The one character fans will be buzzing about, though, is Dolores Umbridge (Imelda Staunton), who takes over Hogwarts with a pink-gloved fist. She does away with magic, creates bizarre rules that she frames in a great hall, turns student against student, and basically wreaks havoc on Harry’s underground wizard classes. Umbridge is so controlling, so manipulative, so inexplicably cruel that a Christmas card from Nurse Ratched would probably say, “Chill out, you’re scaring even me.” She dresses as if she was on Leave it Beaver, but in color, and her office is decorated with creepy commemorative plates of kittens. In the Harry Potter tradition, the plates are all animated as if real kittens lived in the porcelain, so when students are punished in her office, a chorus of cats meow their approval.

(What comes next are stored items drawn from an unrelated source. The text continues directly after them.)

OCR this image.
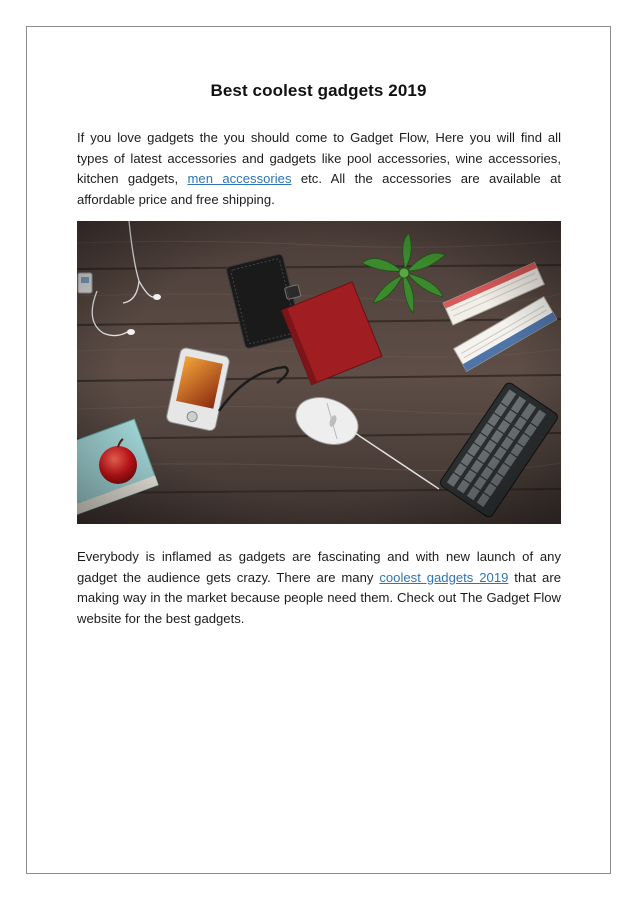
Best coolest gadgets 2019
If you love gadgets the you should come to Gadget Flow, Here you will find all types of latest accessories and gadgets like pool accessories, wine accessories, kitchen gadgets, men accessories etc. All the accessories are available at affordable price and free shipping.
Everybody is inflamed as gadgets are fascinating and with new launch of any gadget the audience gets crazy. There are many coolest gadgets 2019 that are making way in the market because people need them. Check out The Gadget Flow website for the best gadgets.
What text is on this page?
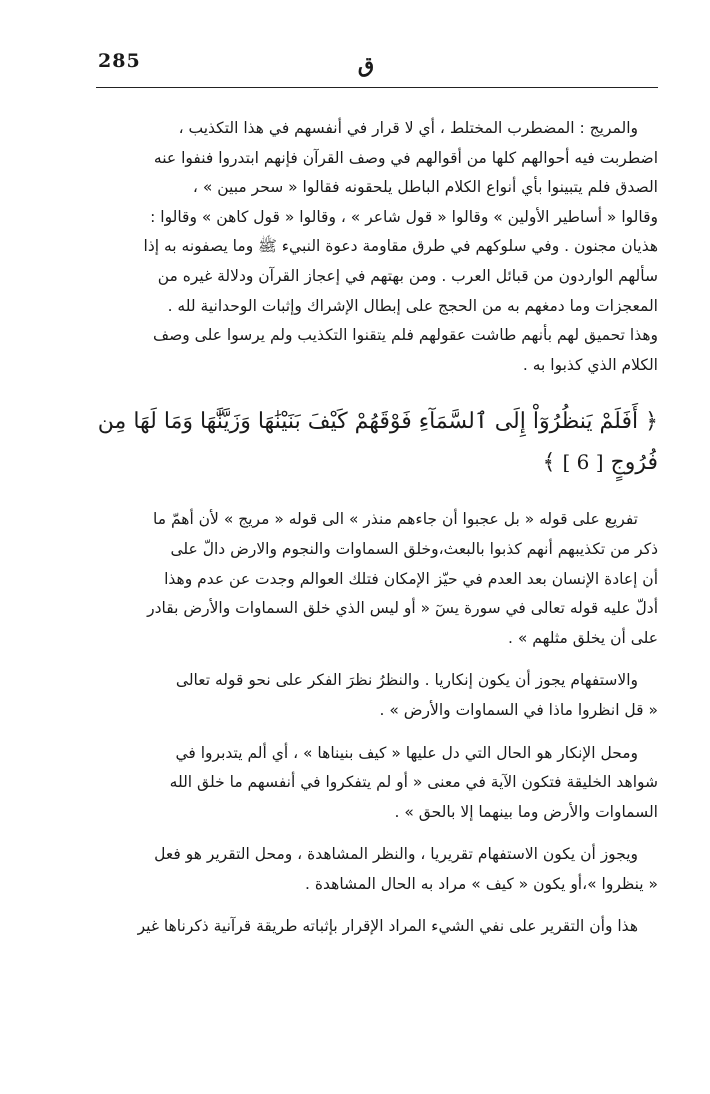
285	ق

والمريج : المضطرب المختلط ، أي لا قرار في أنفسهم في هذا التكذيب ،

اضطربت فيه أحوالهم كلها من أقوالهم في وصف القرآن فإنهم ابتدروا فنفوا عنه

الصدق فلم يتبينوا بأي أنواع الكلام الباطل يلحقونه فقالوا « سحر مبين » ،

وقالوا « أساطير الأولين » وقالوا « قول شاعر » ، وقالوا « قول كاهن » وقالوا :

هذيان مجنون . وفي سلوكهم في طرق مقاومة دعوة النبيء ﷺ وما يصفونه به إذا

سألهم الواردون من قبائل العرب . ومن بهتهم في إعجاز القرآن ودلالة غيره من

المعجزات وما دمغهم به من الحجج على إبطال الإشراك وإثبات الوحدانية لله .

وهذا تحميق لهم بأنهم طاشت عقولهم فلم يتقنوا التكذيب ولم يرسوا على وصف

الكلام الذي كذبوا به .

﴿ أَفَلَمْ يَنظُرُوٓاْ إِلَى ٱلسَّمَآءِ فَوْقَهُمْ كَيْفَ بَنَيْنَٰهَا وَزَيَّنَّٰهَا وَمَا لَهَا مِن
فُرُوجٍ [ 6 ] ﴾

تفريع على قوله « بل عجبوا أن جاءهم منذر » الى قوله « مريج » لأن أهمّ ما

ذكر من تكذيبهم أنهم كذبوا بالبعث،وخلق السماوات والنجوم والارض دالّ على

أن إعادة الإنسان بعد العدم في حيّز الإمكان فتلك العوالم وجدت عن عدم وهذا

أدلّ عليه قوله تعالى في سورة يسٓ « أو ليس الذي خلق السماوات والأرض بقادر

على أن يخلق مثلهم » .

والاستفهام يجوز أن يكون إنكاريا . والنظرُ نظرَ الفكر على نحو قوله تعالى

« قل انظروا ماذا في السماوات والأرض » .

ومحل الإنكار هو الحال التي دل عليها « كيف بنيناها » ، أي ألم يتدبروا في

شواهد الخليقة فتكون الآية في معنى « أو لم يتفكروا في أنفسهم ما خلق الله

السماوات والأرض وما بينهما إلا بالحق » .

ويجوز أن يكون الاستفهام تقريريا ، والنظر المشاهدة ، ومحل التقرير هو فعل

« ينظروا »،أو يكون « كيف » مراد به الحال المشاهدة .

هذا وأن التقرير على نفي الشيء المراد الإقرار بإثباته طريقة قرآنية ذكرناها غير
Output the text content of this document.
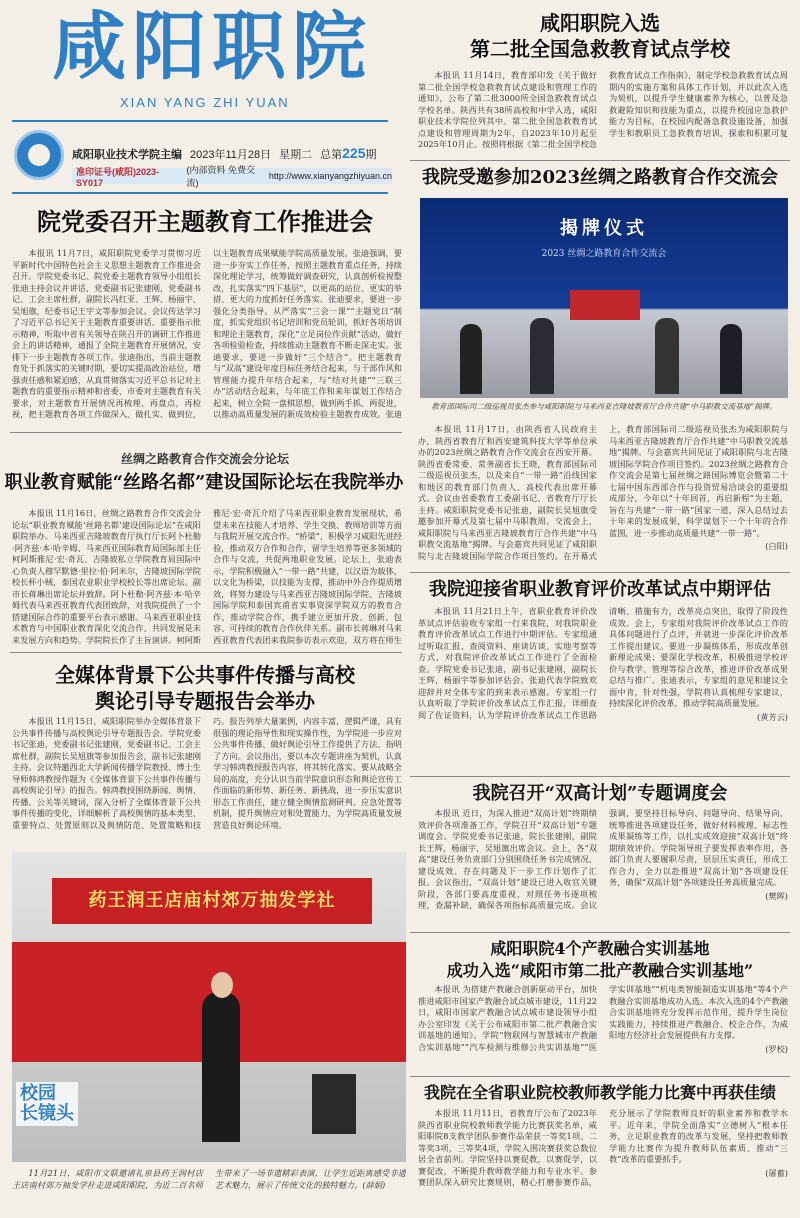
咸阳职院
XIAN YANG ZHI YUAN
咸阳职业技术学院主编 2023年11月28日 星期二 总第225期
准印证号(咸阳)2023-SY017
(内部资料 免费交流)
http://www.xianyangzhiyuan.cn
咸阳职院入选
第二批全国急救教育试点学校

本报讯 11月14日，教育部印发《关于做好第二批全国学校急救教育试点建设和管理工作的通知》，公布了第二批3000所全国急救教育试点学校名单。陕西共有38所高校和中学入选，咸阳职业技术学院位列其中。第二批全国急救教育试点建设和管理周期为2年，自2023年10月起至2025年10月止。按照将根据《第二批全国学校急救教育试点工作指南》，制定学校急救教育试点周期内的实施方案和具体工作计划，并以此次入选为契机，以提升学生健康素养为核心，以普及急救避险知识和技能为重点，以提升校园应急救护能力为目标，在校园内配备急救设施设备，加强学生和教职员工急救教育培训，探索和积累可复

我院受邀参加2023丝绸之路教育合作交流会
揭牌仪式
2023 丝绸之路教育合作交流会
教育部国际司二级巡视员张杰参与咸阳职院与马来西亚吉隆坡教育厅合作共建“中马职教交流基地”揭牌。

本报讯 11月17日，由陕西省人民政府主办，陕西省教育厅和西安建筑科技大学等单位承办的2023丝绸之路教育合作交流会在西安开幕。陕西省委常委、常务副省长王晓，教育部国际司二级巡视员张杰，以及来自“一带一路”沿线国家和地区的教育部门负责人、高校代表出席开幕式。会议由省委教育工委副书记、省教育厅厅长主持。咸阳职院党委书记张迪，副院长吴旭旗受邀参加开幕式及第七届中马职教周。交流会上，咸阳职院与马来西亚吉隆坡教育厅合作共建“中马职教交流基地”揭牌。与会嘉宾共同见证了咸阳职院与北吉隆坡国际学院合作项目签约。在开幕式上，教育部国际司二级巡视员张杰为咸阳职院与马来西亚吉隆坡教育厅合作共建“中马职教交流基地”揭牌。与会嘉宾共同见证了咸阳职院与北吉隆坡国际学院合作项目签约。2023丝绸之路教育合作交流会是第七届丝绸之路国际博览会暨第二十七届中国东西部合作与投资贸易洽谈会的重要组成部分，今年以“十年回首，再启新程”为主题，旨在与共建“一带一路”国家一道，深入总结过去十年来的发展成果，科学谋划下一个十年的合作蓝图，进一步推动高质量共建“一带一路”。

(白阳)

院党委召开主题教育工作推进会

本报讯 11月7日，咸阳职院党委学习贯彻习近平新时代中国特色社会主义思想主题教育工作推进会召开。学院党委书记、院党委主题教育领导小组组长张迪主持会议并讲话，党委副书记张建刚，党委副书记、工会主席杜群，副院长冯红亚、王辉、杨丽宇、吴旭旗，纪委书记王宇文等参加会议。会议传达学习了习近平总书记关于主题教育重要讲话、重要指示批示精神，听取中省有关领导在陕召开的调研工作推进会上的讲话精神，通报了全院主题教育开展情况，安排下一步主题教育各项工作。张迪指出，当前主题教育处于抓落实的关键时期，要切实提高政治站位，增强责任感和紧迫感，从真贯彻落实习近平总书记对主题教育的重要指示精神和省委、市委对主题教育有关要求，对主题教育开展情况再梳理、再盘点，再检视，把主题教育各项工作做深入、做扎实、做到位，以主题教育成果赋能学院高质量发展。张迪强调，要进一步夯实工作任务，按照主题教育重点任务，持续深化理论学习，统筹做好调查研究，认真剖析检视整改，扎实落实“四下基层”，以更高的站位、更实的举措、更大的力度抓好任务落实。张迪要求，要进一步强化分类指导。从严落实“三会一课”“主题党日”制度，抓实党组织书记培训和党员轮训，抓好各项培训和理论主题教育，深化“立足岗位作贡献”活动，做好各项检验检查，持续推动主题教育不断走深走实。张迪要求，要进一步做好“三个结合”。把主题教育与“双高”建设年度目标任务结合起来，与干部作风和管理能力提升年结合起来，与“结对共建”“三联三办”活动结合起来，与年底工作和来年谋划工作结合起来，树立全院一盘棋思想，做到两手抓、两促进，以推动高质量发展的新成效检验主题教育成效。张迪

丝绸之路教育合作交流会分论坛
职业教育赋能“丝路名都”建设国际论坛在我院举办

本报讯 11月16日，丝绸之路教育合作交流会分论坛“职业教育赋能‘丝路名都’建设国际论坛”在咸阳职院举办。马来西亚吉隆坡教育厅执行厅长阿卜杜勒·阿齐兹·本·哈辛姆、马来西亚国际教育局国际部主任柯阿斯雅尼·宏·奇瓦、吉隆坡私立学院教育局国际中心负责人穆罕默德·里拉·伯·阿米尔，吉隆坡国际学院校长杯小贼，泰国农业职业学校校长等出席论坛。副市长蒋琳出席论坛并致辞。阿卜杜勒·阿齐兹·本·哈辛姆代表马来西亚教育代表团致辞，对我院提供了一个搭建国际合作的重要平台表示感谢。马来西亚职业技术教育与中国职业教育深化交流合作、共同发展是未来发展方向和趋势。学院院长作了主旨演讲。柯阿斯雅尼·宏·奇瓦介绍了马来西亚职业教育发展现状，希望未来在技能人才培养、学生交换、教师培训等方面与我院开展交流合作。“桥梁”，积极学习咸阳先进经验，推动双方合作和合作，留学生培养等更多领域的合作与交流，共促两地职业发展。论坛上，张迪表示，学院积极融入“一带一路”共建，以汉语为载体，以文化为桥梁，以技能为支撑，推动中外合作提质增效，将努力建设与马来西亚吉隆坡国际学院、吉隆坡国际学院和泰国宾甫省实事资深学院双方的教育合作，推动学院合作，携手建立更加开放、创新、包容、可持续的教育合作伙伴关系。副市长蒋琳对马来西亚教育代表团来我院参访表示欢迎，双方将在师生

全媒体背景下公共事件传播与高校
舆论引导专题报告会举办

本报讯 11月15日，咸阳职院举办全媒体背景下公共事件传播与高校舆论引导专题报告会。学院党委书记张迪，党委副书记张建刚，党委副书记、工会主席杜群，副院长吴旭旗等参加报告会，副书记张建刚主持。会议特邀西北大学新闻传播学院教授、博士生导师韩鸿教授作题为《全媒体背景下公共事件传播与高校舆论引导》的报告。韩鸿教授围绕新闻、舆情、传播、公关等关键词，深入分析了全媒体背景下公共事件传播的变化，详细解析了高校舆情的基本类型、重要特点、处置原则以及舆情防范、处置策略和技巧。报告列举大量案例，内容丰富，逻辑严谨，具有很强的理论指导性和现实操作性，为学院进一步应对公共事件传播、做好舆论引导工作提供了方法、指明了方向。会议指出，要以本次专题讲座为契机，认真学习韩鸿教授报告内容，将其转化落实。要从战略全局的高度，充分认识当前学院意识形态和舆论宣传工作面临的新形势、新任务、新挑战，进一步压实意识形态工作责任，建立健全舆情监测研判、应急处置等机制，提升舆情应对和处置能力，为学院高质量发展营造良好舆论环境。

药王润王店庙村郊万抽发学社
校园
长镜头

11月21日，咸阳市文联邀请礼泉县药王润村店王店南村郊万抽发学社走进咸阳职院，为近二百名师生带来了一场非遗精彩表演，让学生近距离感受非遗艺术魅力，展示了传统文化的独特魅力。(薛娟)

我院迎接省职业教育评价改革试点中期评估

本报讯 11月21日上午，省职业教育评价改革试点评估验收专家组一行来我院，对我院职业教育评价改革试点工作进行中期评估。专家组通过听取汇报、查阅资料、座谈访谈、实地考察等方式，对我院评价改革试点工作进行了全面检查。学院党委书记张迪，副书记张建刚，副院长王辉，杨丽宇等参加评估会。张迪代表学院致欢迎辞并对全体专家的到来表示感谢。专家组一行认真听取了学院评价改革试点工作汇报，详细查阅了佐证资料，认为学院评价改革试点工作思路清晰、措施有力，改革亮点突出，取得了阶段性成效。会上，专家组对我院评价改革试点工作的具体问题进行了点评，并就进一步深化评价改革工作提出建议。要进一步凝练体系，形成改革创新理论成果；要深化学校改革，积极推进学校评价与教学、管理等综合改革，推进评价改革成果总结与推广。张迪表示，专家组的意见和建议全面中肯，针对性强，学院将认真梳理专家建议，持续深化评价改革，推动学院高质量发展。

(黄芳云)

我院召开“双高计划”专题调度会

本报讯 近日，为深入推进“双高计划”终期绩效评价各项准备工作，学院召开“双高计划”专题调度会。学院党委书记张迪，院长张建刚，副院长王辉，杨丽宇，吴旭旗出席会议。会上，各“双高”建设任务负责部门分别围绕任务书完成情况、建设成效、存在问题及下一步工作计划作了汇报。会议指出，“双高计划”建设已进入收官关键阶段，各部门要高度重视，对照任务书逐项梳理，查漏补缺，确保各项指标高质量完成。会议强调，要坚持目标导向、问题导向、结果导向，统筹推进各项建设任务，做好材料梳理、标志性成果凝练等工作，以扎实成效迎接“双高计划”终期绩效评价。学院领导班子要发挥表率作用，各部门负责人要履职尽责，层层压实责任，形成工作合力，全力以赴推进“双高计划”各项建设任务，确保“双高计划”各项建设任务高质量完成。

(樊晖)

咸阳职院4个产教融合实训基地
成功入选“咸阳市第二批产教融合实训基地”

本报讯 为搭建产教融合创新驱动平台，加快推进咸阳市国家产教融合试点城市建设，11月22日，咸阳市国家产教融合试点城市建设领导小组办公室印发《关于公布咸阳市第二批产教融合实训基地的通知》。学院“物联网与智慧城市产教融合实训基地”“汽车检测与维修公共实训基地”“医学实训基地”“机电类智能制造实训基地”等4个产教融合实训基地成功入选。本次入选的4个产教融合实训基地将充分发挥示范作用，提升学生岗位实践能力，持续推进产教融合、校企合作，为咸阳地方经济社会发展提供有力支撑。

(罗校)

我院在全省职业院校教师教学能力比赛中再获佳绩

本报讯 11月11日，省教育厅公布了2023年陕西省职业院校教师教学能力比赛获奖名单，咸阳职院8支教学团队参赛作品荣获一等奖1项、二等奖3项，三等奖4项，学院入围决赛获奖总数位居全省前列。学院坚持以赛促教，以赛促学，以赛促改，不断提升教师教学能力和专业水平。参赛团队深入研究比赛规则，精心打磨参赛作品，充分展示了学院教师良好的职业素养和教学水平。近年来，学院全面落实“立德树人”根本任务，立足职业教育的改革与发展，坚持把教师教学能力比赛作为提升教师队伍素质、推动“三教”改革的重要抓手。

(屠蓄)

I haven’t really mentioned the special effects yet, and I think it’s because the story trumps them for once. Not that they’re bad, it’s just that Harry’s development as a wizard has become more interesting than the magic. The effects are wonderful, though. Centaurs, simple-minded giants, skeleton flying horses … they all collide in Phoenix’s rich tapestry of computer animation. A lesson involving the “expecto patronum” chant involves creatures that emerge from blue mist, the happy feelings of the spell’s giver. When Potter goes to visit the Ministry of Magic he shares an elevator with paper airplanes — memos on the fly. The final battle is a wizard’s duel that is surprisingly fast-paced and violent, and the fireball effects blast away everything that’s left of the screen. And there, in the sand vortex, stands Lord Voldemort in the flesh.

I’m mighty impressed with the Order of the Phoenix, so much so that I’m tempted for the first time to make a good attempt at the books. And what great timing too, because the seventh and final one is ready to drop from J.K. Rowling’s diamond-coated grill. Rowling’s fans don’t need to read these words — they’ve probably already seen the movie by now … twice — but here they are anyway: Harry Potter No. 5 is terrific.